America’s Story series

America’s Story series

Angela O’Dell has written the “A Living History of Our World” series covering both U.S. and world history. The America’s Story series covers U.S. history in three courses, while The World’s Story will eventually be a series of three courses that cover world history from Creation to the present day. This review focuses on the three America’s Story courses which were written for children in grades three through six:
America’s Story 1: Ancient Americans to the Great Gold Rush

America’s Story 2: From the Civil War to the Industrial Revolution
America’s Story 3: From the early 1900s to Modern Times

The reading level is essentially the same through all three courses, so you can use each course with students anywhere within the range of grade levels. Because these books use a storytelling approach, historical coverage is not comprehensive. Nevertheless, there are so many stories that students will certainly learn about many of the main events and key people. Students can create a timeline using resources at the back of each teacher guide so they are able to visualize how people and events relate to one another.

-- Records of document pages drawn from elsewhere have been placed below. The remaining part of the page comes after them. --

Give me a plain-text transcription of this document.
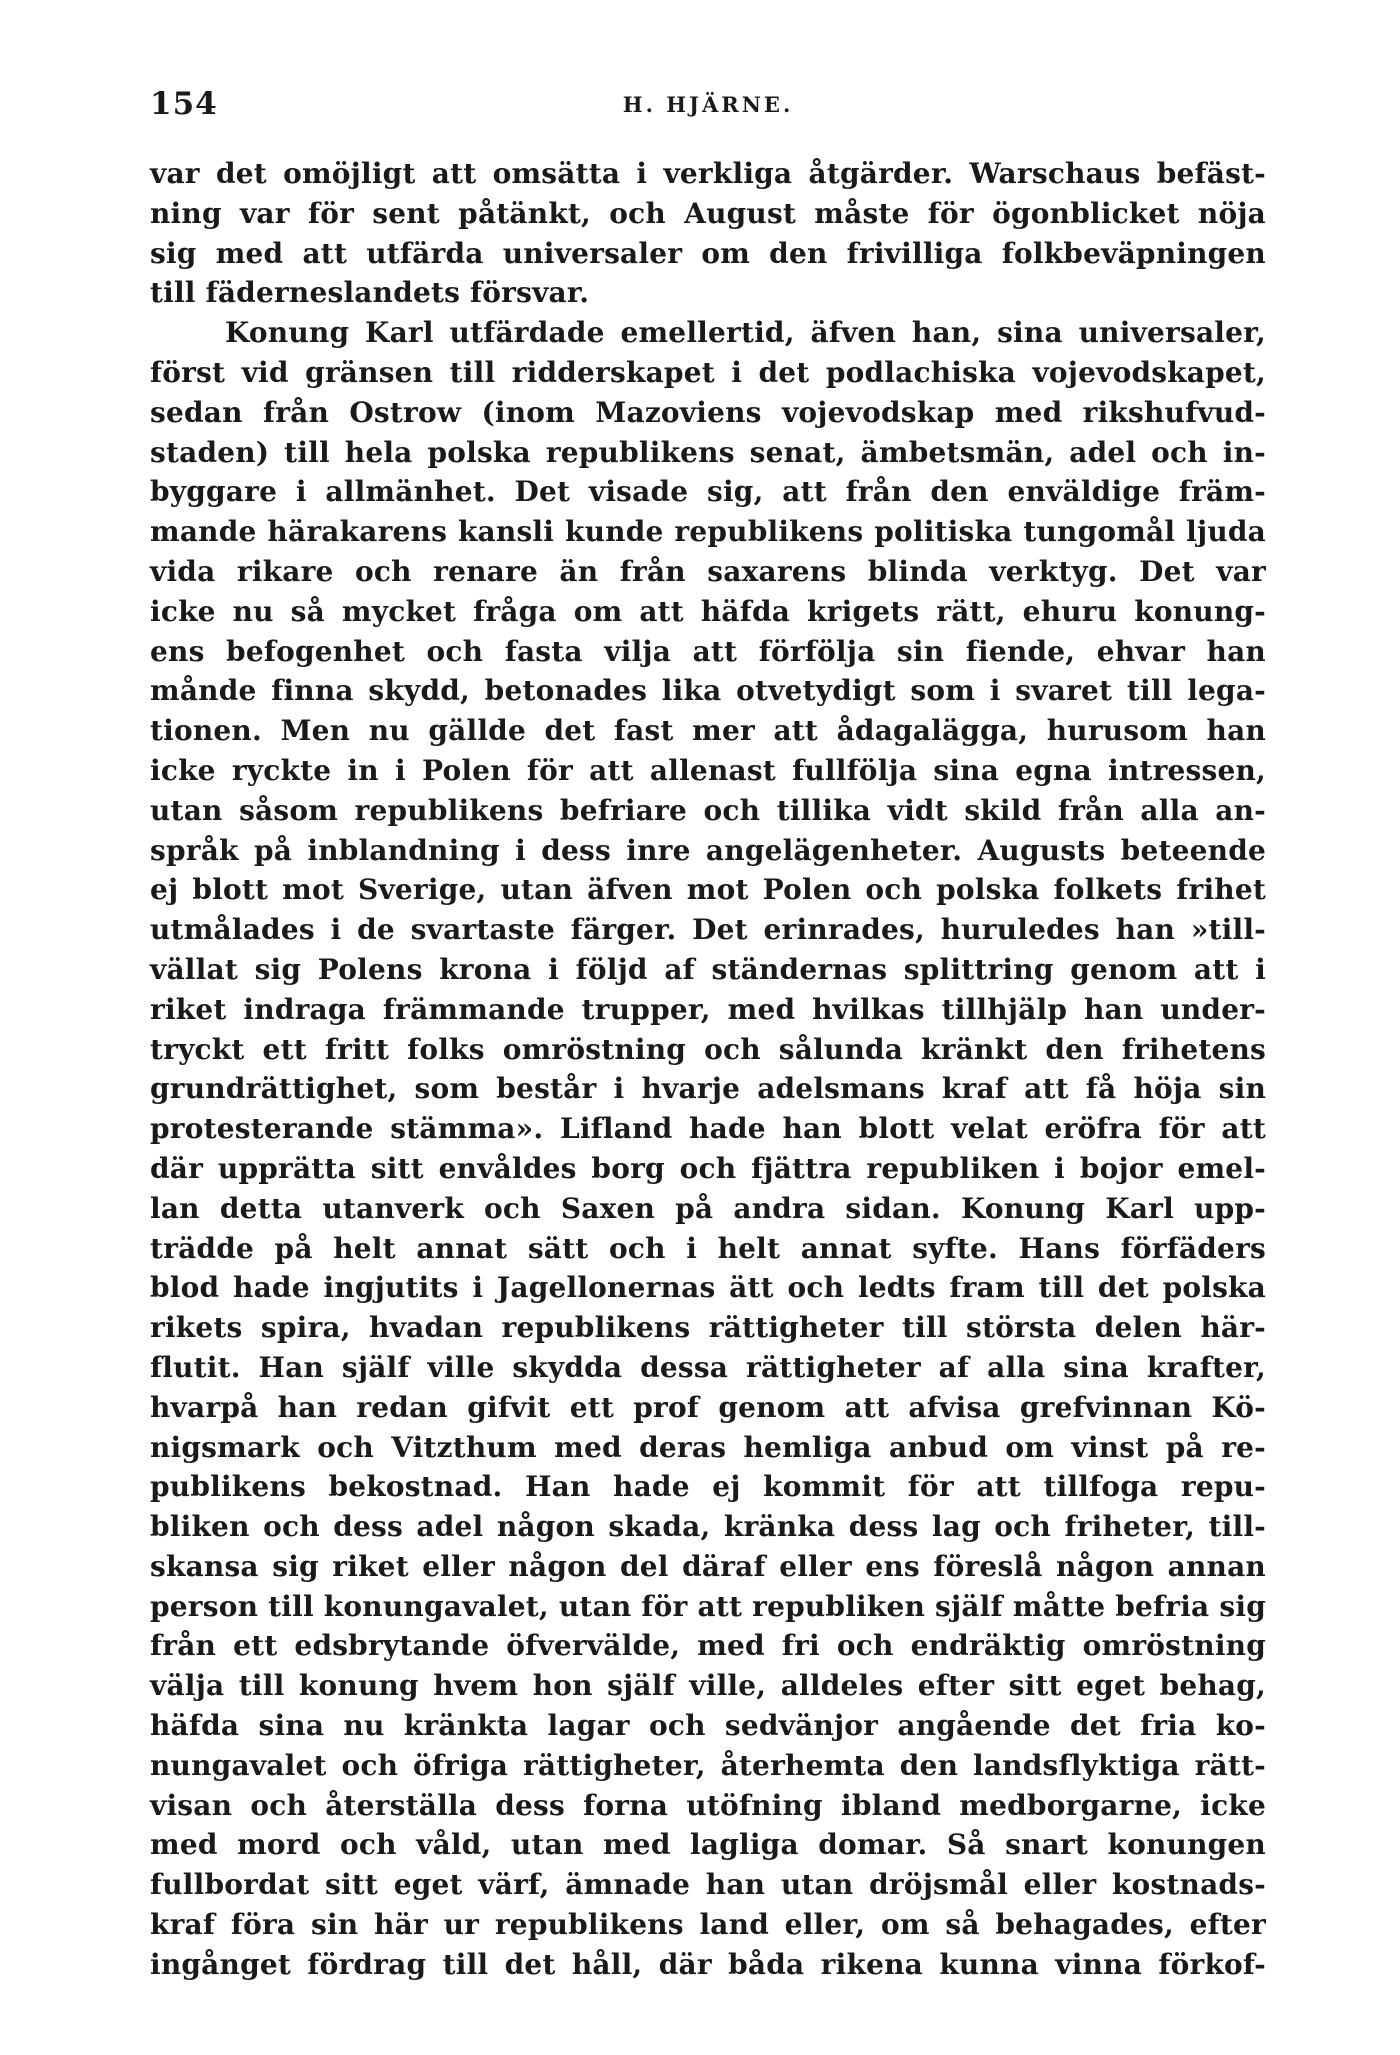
154	H. HJÄRNE.
var det omöjligt att omsätta i verkliga åtgärder. Warschaus befäst-
ning var för sent påtänkt, och August måste för ögonblicket nöja
sig med att utfärda universaler om den frivilliga folkbeväpningen
till fäderneslandets försvar.
Konung Karl utfärdade emellertid, äfven han, sina universaler,
först vid gränsen till ridderskapet i det podlachiska vojevodskapet,
sedan från Ostrow (inom Mazoviens vojevodskap med rikshufvud-
staden) till hela polska republikens senat, ämbetsmän, adel och in-
byggare i allmänhet. Det visade sig, att från den enväldige främ-
mande härakarens kansli kunde republikens politiska tungomål ljuda
vida rikare och renare än från saxarens blinda verktyg. Det var
icke nu så mycket fråga om att häfda krigets rätt, ehuru konung-
ens befogenhet och fasta vilja att förfölja sin fiende, ehvar han
månde finna skydd, betonades lika otvetydigt som i svaret till lega-
tionen. Men nu gällde det fast mer att ådagalägga, hurusom han
icke ryckte in i Polen för att allenast fullfölja sina egna intressen,
utan såsom republikens befriare och tillika vidt skild från alla an-
språk på inblandning i dess inre angelägenheter. Augusts beteende
ej blott mot Sverige, utan äfven mot Polen och polska folkets frihet
utmålades i de svartaste färger. Det erinrades, huruledes han »till-
vällat sig Polens krona i följd af ständernas splittring genom att i
riket indraga främmande trupper, med hvilkas tillhjälp han under-
tryckt ett fritt folks omröstning och sålunda kränkt den frihetens
grundrättighet, som består i hvarje adelsmans kraf att få höja sin
protesterande stämma». Lifland hade han blott velat eröfra för att
där upprätta sitt envåldes borg och fjättra republiken i bojor emel-
lan detta utanverk och Saxen på andra sidan. Konung Karl upp-
trädde på helt annat sätt och i helt annat syfte. Hans förfäders
blod hade ingjutits i Jagellonernas ätt och ledts fram till det polska
rikets spira, hvadan republikens rättigheter till största delen här-
flutit. Han själf ville skydda dessa rättigheter af alla sina krafter,
hvarpå han redan gifvit ett prof genom att afvisa grefvinnan Kö-
nigsmark och Vitzthum med deras hemliga anbud om vinst på re-
publikens bekostnad. Han hade ej kommit för att tillfoga repu-
bliken och dess adel någon skada, kränka dess lag och friheter, till-
skansa sig riket eller någon del däraf eller ens föreslå någon annan
person till konungavalet, utan för att republiken själf måtte befria sig
från ett edsbrytande öfvervälde, med fri och endräktig omröstning
välja till konung hvem hon själf ville, alldeles efter sitt eget behag,
häfda sina nu kränkta lagar och sedvänjor angående det fria ko-
nungavalet och öfriga rättigheter, återhemta den landsflyktiga rätt-
visan och återställa dess forna utöfning ibland medborgarne, icke
med mord och våld, utan med lagliga domar. Så snart konungen
fullbordat sitt eget värf, ämnade han utan dröjsmål eller kostnads-
kraf föra sin här ur republikens land eller, om så behagades, efter
ingånget fördrag till det håll, där båda rikena kunna vinna förkof-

Each course has a textbook and a teacher guide. The soft-cover, non-consumable textbooks are printed in full color and are heavily illustrated with photos, maps, and other images.

Teacher guides have some teaching information as well as an answer key at the back, but they serve primarily as the source for reproducible activity pages to be handed out to students. These three-hole-punched pages can be removed and put into a binder. Because there are more than 300 such pages, it makes sense in most cases to purchase the teacher guide as a digital file unless you intend to use the course with only one student. In that case, you could just give the original printed pages to the student.

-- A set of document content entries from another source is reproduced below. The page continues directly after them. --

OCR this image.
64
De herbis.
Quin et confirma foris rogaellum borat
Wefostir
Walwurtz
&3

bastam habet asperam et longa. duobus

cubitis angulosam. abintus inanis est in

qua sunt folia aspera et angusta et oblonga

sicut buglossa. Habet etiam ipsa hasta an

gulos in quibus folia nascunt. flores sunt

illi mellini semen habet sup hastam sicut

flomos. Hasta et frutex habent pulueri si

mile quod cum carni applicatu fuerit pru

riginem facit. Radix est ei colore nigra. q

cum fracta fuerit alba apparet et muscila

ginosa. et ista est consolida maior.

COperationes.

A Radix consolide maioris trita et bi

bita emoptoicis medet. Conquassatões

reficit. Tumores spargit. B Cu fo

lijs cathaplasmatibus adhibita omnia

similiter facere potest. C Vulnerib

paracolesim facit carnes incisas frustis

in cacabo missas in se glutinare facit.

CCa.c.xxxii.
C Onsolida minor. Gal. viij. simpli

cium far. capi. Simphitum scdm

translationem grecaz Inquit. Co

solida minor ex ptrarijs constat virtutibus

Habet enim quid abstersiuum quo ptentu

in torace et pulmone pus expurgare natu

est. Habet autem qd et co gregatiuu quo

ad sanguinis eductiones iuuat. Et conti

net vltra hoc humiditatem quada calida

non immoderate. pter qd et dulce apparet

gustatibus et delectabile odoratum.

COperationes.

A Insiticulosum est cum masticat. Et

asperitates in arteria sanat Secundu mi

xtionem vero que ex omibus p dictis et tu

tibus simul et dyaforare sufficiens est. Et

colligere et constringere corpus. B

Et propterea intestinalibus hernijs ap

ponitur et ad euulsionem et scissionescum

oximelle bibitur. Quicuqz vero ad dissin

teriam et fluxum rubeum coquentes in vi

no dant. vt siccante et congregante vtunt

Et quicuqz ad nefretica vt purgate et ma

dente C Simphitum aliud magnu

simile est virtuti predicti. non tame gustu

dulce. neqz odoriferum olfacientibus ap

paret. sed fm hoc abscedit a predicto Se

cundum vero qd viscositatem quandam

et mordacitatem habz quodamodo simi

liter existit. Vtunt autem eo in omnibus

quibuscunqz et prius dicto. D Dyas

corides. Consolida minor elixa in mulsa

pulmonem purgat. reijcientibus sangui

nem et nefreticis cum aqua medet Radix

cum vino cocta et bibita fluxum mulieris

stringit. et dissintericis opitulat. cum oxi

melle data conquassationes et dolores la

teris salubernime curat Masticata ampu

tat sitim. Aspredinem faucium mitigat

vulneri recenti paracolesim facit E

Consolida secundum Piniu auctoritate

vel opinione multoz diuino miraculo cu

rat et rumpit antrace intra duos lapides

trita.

Teacher guides also have cumulative review activity pages to be used after quarterly review days plus a final review quiz. The final review has students fill in blanks with correct answers, but other review activities include crossword puzzles, matching columns, word search puzzles, short-paragraph answers (possibly responded to with oral narrations), multiple-choice questions, and a few other types of activities.

O’Dell titles the entire series for both American and world history as “A Living History of Our World,” since it reflects Charlotte Mason’s recommendation that history, as well as other subjects, be taught with what she described as living books—books that are lively and interesting. For history, this means reading the stories of history rather than just names, dates, and events. To that end, O’Dell writes in a very personal, storytelling style that should appeal to children of all ages.

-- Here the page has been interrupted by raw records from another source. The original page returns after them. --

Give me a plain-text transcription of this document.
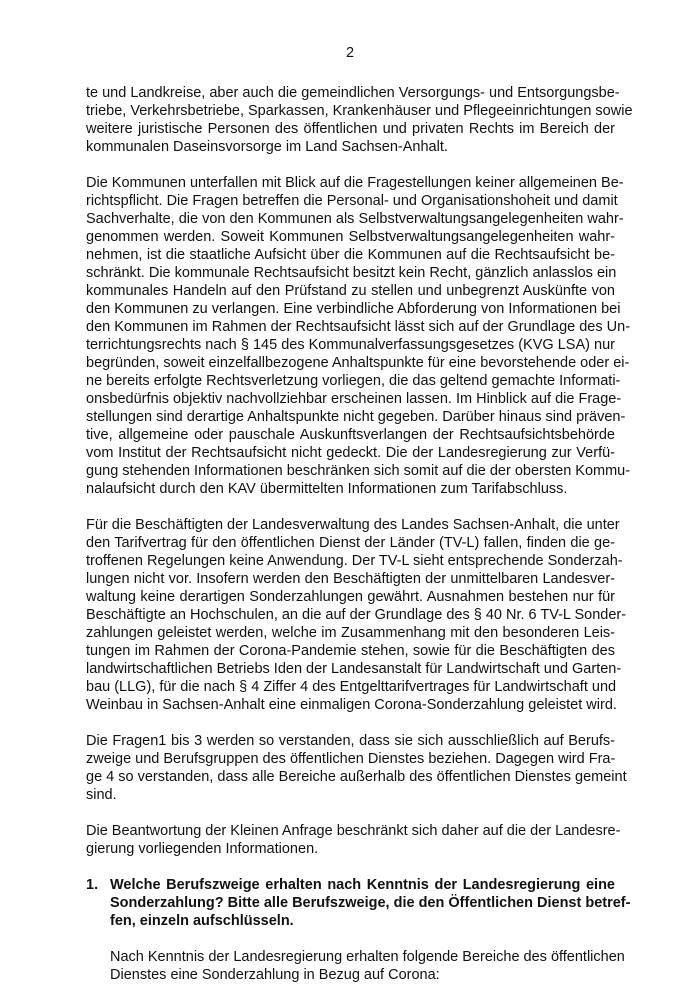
2
te und Landkreise, aber auch die gemeindlichen Versorgungs- und Entsorgungsbe-
triebe, Verkehrsbetriebe, Sparkassen, Krankenhäuser und Pflegeeinrichtungen sowie
weitere juristische Personen des öffentlichen und privaten Rechts im Bereich der
kommunalen Daseinsvorsorge im Land Sachsen-Anhalt.
Die Kommunen unterfallen mit Blick auf die Fragestellungen keiner allgemeinen Be-
richtspflicht. Die Fragen betreffen die Personal- und Organisationshoheit und damit
Sachverhalte, die von den Kommunen als Selbstverwaltungsangelegenheiten wahr-
genommen werden. Soweit Kommunen Selbstverwaltungsangelegenheiten wahr-
nehmen, ist die staatliche Aufsicht über die Kommunen auf die Rechtsaufsicht be-
schränkt. Die kommunale Rechtsaufsicht besitzt kein Recht, gänzlich anlasslos ein
kommunales Handeln auf den Prüfstand zu stellen und unbegrenzt Auskünfte von
den Kommunen zu verlangen. Eine verbindliche Abforderung von Informationen bei
den Kommunen im Rahmen der Rechtsaufsicht lässt sich auf der Grundlage des Un-
terrichtungsrechts nach § 145 des Kommunalverfassungsgesetzes (KVG LSA) nur
begründen, soweit einzelfallbezogene Anhaltspunkte für eine bevorstehende oder ei-
ne bereits erfolgte Rechtsverletzung vorliegen, die das geltend gemachte Informati-
onsbedürfnis objektiv nachvollziehbar erscheinen lassen. Im Hinblick auf die Frage-
stellungen sind derartige Anhaltspunkte nicht gegeben. Darüber hinaus sind präven-
tive, allgemeine oder pauschale Auskunftsverlangen der Rechtsaufsichtsbehörde
vom Institut der Rechtsaufsicht nicht gedeckt. Die der Landesregierung zur Verfü-
gung stehenden Informationen beschränken sich somit auf die der obersten Kommu-
nalaufsicht durch den KAV übermittelten Informationen zum Tarifabschluss.
Für die Beschäftigten der Landesverwaltung des Landes Sachsen-Anhalt, die unter
den Tarifvertrag für den öffentlichen Dienst der Länder (TV-L) fallen, finden die ge-
troffenen Regelungen keine Anwendung. Der TV-L sieht entsprechende Sonderzah-
lungen nicht vor. Insofern werden den Beschäftigten der unmittelbaren Landesver-
waltung keine derartigen Sonderzahlungen gewährt. Ausnahmen bestehen nur für
Beschäftigte an Hochschulen, an die auf der Grundlage des § 40 Nr. 6 TV-L Sonder-
zahlungen geleistet werden, welche im Zusammenhang mit den besonderen Leis-
tungen im Rahmen der Corona-Pandemie stehen, sowie für die Beschäftigten des
landwirtschaftlichen Betriebs Iden der Landesanstalt für Landwirtschaft und Garten-
bau (LLG), für die nach § 4 Ziffer 4 des Entgelttarifvertrages für Landwirtschaft und
Weinbau in Sachsen-Anhalt eine einmaligen Corona-Sonderzahlung geleistet wird.
Die Fragen1 bis 3 werden so verstanden, dass sie sich ausschließlich auf Berufs-
zweige und Berufsgruppen des öffentlichen Dienstes beziehen. Dagegen wird Fra-
ge 4 so verstanden, dass alle Bereiche außerhalb des öffentlichen Dienstes gemeint
sind.
Die Beantwortung der Kleinen Anfrage beschränkt sich daher auf die der Landesre-
gierung vorliegenden Informationen.
1. Welche Berufszweige erhalten nach Kenntnis der Landesregierung eine
Sonderzahlung? Bitte alle Berufszweige, die den Öffentlichen Dienst betref-
fen, einzeln aufschlüsseln.
Nach Kenntnis der Landesregierung erhalten folgende Bereiche des öffentlichen
Dienstes eine Sonderzahlung in Bezug auf Corona:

Narration, a key element in Charlotte Mason methodology, plays a prominent role throughout this series with frequent narration breaks in the text where the parent is to present an opportunity for students to narrate what they have learned from the material that has just been read. (For a narration, children will retell what they have learned in their own words.) Key points that should be included in those narrations are provided for parents in the teacher guides. Partly, because of the oral narrations, the books are ideally read aloud to children rather than assigned for independent reading. However, I expect that by fifth or sixth grade some students will prefer to read the text on their own. Parents might have students do some written narrations rather than oral. The teacher guides include one written narration page that can be used, although you can always have students do more.

Teacher guides have a page written specifically to the teacher at the beginning of the material for each chapter. The teacher pages each have a materials needed list, suggested responses for oral narrations, and an optional Digging Deeper activity suggestion.

Following the teacher page for each chapter are a number of reproducible activity pages. Among the activities are prompts for written narrations for older students, drawing, completing graphic organizers, questions to be answered with complete sentences, map activities, copywork, vocabulary work, puzzles, artist studies, composition assignments, creative writing, timeline activities, and creative design work (e.g., design a farm you might have had during the time of George Washington, from America’s Story 1, p. 167). Not all types of activities are included for every lesson, but most lessons have activities to choose from that will suit students with different learning styles.

America’s Story courses are presented from a Christian worldview, although Christian content appears sporadically. By the third volume, a conservative outlook on government and politics also becomes evident.


The design of America's Story is especially well suited for homeschooling situations. Each course can be easily adapted to use with children across a range of grade levels. In addition, there is plenty of guidance for parents as they lead students through lessons and activities. Charlotte Mason’s ideas have been used to some extent. However, some activities are more prescriptive than Mason would have used, asking for more structured and predictable accountability from students. This seems to me a balance that many parents will appreciate.